Extensive data was collected from these 28 cases, including the following ten factors used in the estimate:
- Country Area
- Orderliness
- Population
- Intervening force size
- Border Length
- Insurgency force size
- Outside support
- Casualty rate
- Political concept
- Force ratios
Initial analysis compared this data to insurgency outcomes, which revealed some startlingly clear patterns suggesting cause and effect relationships. From this analysis, TDI drew the following conclusions:
- It is difficult to control large countries.
- It is difficult to control large populations.
- It is difficult to control an extended land border.
- Limited outside support does not doom an insurgency.
- “Disorderly” insurgencies are very intractable and often successful insurgencies.
- Insurgencies with large intervening third-party counterinsurgent forces (above 95,000) often succeed.
- Higher combat intensities do not doom an insurgency.
In all, TDI assessed that the Iraqi insurgency fell into the worst category in nine of the ten factors analyzed. The outcome would hinge on one fundamental question: was the U.S. facing a regional, factional insurgency in Iraq or a widespread anti-intervention insurgency? Based on the data, if the insurgency was factional or regional, it would fail. If it became a nationalist revolt against a foreign power, it would succeed.
Based on the data and its analytical conclusions, TDI provided CAA with an initial estimate in December 2004, and a final version in January 2005:
- Insurgent force strength is probably between 20,000–60,000.
- This is a major insurgency.
- It is of medium intensity.
- It is a regional or factionalized insurgency and must remain that way.
- U.S. commitment can be expected to be relatively steady throughout this insurgency and will not be quickly replaced by indigenous forces.

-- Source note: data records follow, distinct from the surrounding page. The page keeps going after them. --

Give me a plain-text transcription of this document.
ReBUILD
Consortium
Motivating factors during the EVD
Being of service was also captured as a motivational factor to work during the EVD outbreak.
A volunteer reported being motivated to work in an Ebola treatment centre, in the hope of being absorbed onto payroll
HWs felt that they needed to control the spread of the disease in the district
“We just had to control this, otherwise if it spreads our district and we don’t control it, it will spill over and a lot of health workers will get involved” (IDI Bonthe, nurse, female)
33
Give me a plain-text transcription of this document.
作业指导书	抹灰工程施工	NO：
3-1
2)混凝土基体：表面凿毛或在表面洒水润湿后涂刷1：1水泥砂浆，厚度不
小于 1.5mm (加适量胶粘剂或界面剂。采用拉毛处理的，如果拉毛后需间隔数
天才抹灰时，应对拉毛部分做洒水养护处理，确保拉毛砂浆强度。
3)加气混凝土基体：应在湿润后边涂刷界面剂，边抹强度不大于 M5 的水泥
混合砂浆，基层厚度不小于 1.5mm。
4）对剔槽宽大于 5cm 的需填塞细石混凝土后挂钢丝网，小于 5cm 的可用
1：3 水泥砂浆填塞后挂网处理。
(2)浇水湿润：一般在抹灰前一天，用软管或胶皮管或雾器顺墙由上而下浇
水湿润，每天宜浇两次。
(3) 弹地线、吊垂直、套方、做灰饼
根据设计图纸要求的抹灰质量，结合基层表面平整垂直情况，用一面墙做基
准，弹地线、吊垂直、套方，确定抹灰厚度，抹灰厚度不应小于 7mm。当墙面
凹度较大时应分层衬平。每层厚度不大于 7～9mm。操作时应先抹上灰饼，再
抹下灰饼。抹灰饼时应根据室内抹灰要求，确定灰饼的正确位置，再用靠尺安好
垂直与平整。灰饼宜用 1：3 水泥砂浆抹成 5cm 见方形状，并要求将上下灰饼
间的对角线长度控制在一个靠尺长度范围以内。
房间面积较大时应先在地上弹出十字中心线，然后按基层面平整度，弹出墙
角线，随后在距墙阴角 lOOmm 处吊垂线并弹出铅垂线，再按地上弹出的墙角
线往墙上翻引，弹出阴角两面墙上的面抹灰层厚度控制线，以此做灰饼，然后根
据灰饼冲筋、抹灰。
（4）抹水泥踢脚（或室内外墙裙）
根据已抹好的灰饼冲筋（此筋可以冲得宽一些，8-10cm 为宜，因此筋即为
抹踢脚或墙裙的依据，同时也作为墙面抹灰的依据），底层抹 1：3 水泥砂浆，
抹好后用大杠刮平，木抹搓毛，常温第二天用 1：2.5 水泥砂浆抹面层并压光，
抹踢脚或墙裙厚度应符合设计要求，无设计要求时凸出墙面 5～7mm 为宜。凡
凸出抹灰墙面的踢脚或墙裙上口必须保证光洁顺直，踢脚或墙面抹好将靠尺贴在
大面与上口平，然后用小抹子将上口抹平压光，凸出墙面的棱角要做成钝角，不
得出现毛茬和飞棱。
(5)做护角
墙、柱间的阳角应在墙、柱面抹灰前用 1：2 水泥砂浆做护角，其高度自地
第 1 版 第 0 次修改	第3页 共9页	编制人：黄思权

- It will last around 10 or so years.
- It may cost the U.S. 5,000 to 10,000 killed.
- It may be higher.
- This assumes no major new problems in the Shiite majority areas.
When TDI made its estimate in December 2004, the conflict had already lasted 21 months, and U.S. casualties were 1,335 killed, 1,038 of them in combat.
When U.S. forces withdrew from Iraq in December 2011, the war had gone on for 105 months (8.7 years), and U.S. casualties had risen to 4,485 fatalities—3,436 in combat. The United Kingdom lost 180 troops killed and Coalition allies lost 139. There were at least 468 contractor deaths from a mix of nationalities. The Iraqi Army and police suffered at least 10,125 deaths. Total counterinsurgent fatalities numbered at least 15,397.
As of this date, the conflict in Iraq that began in 2003 remains ongoing.
NOTES
Christopher A. Lawrence, America’s Modern Wars: Understanding Iraq, Afghanistan and Vietnam (Philadelphia, PA: Casemate, 2015) pp. 11-31; Appendix I.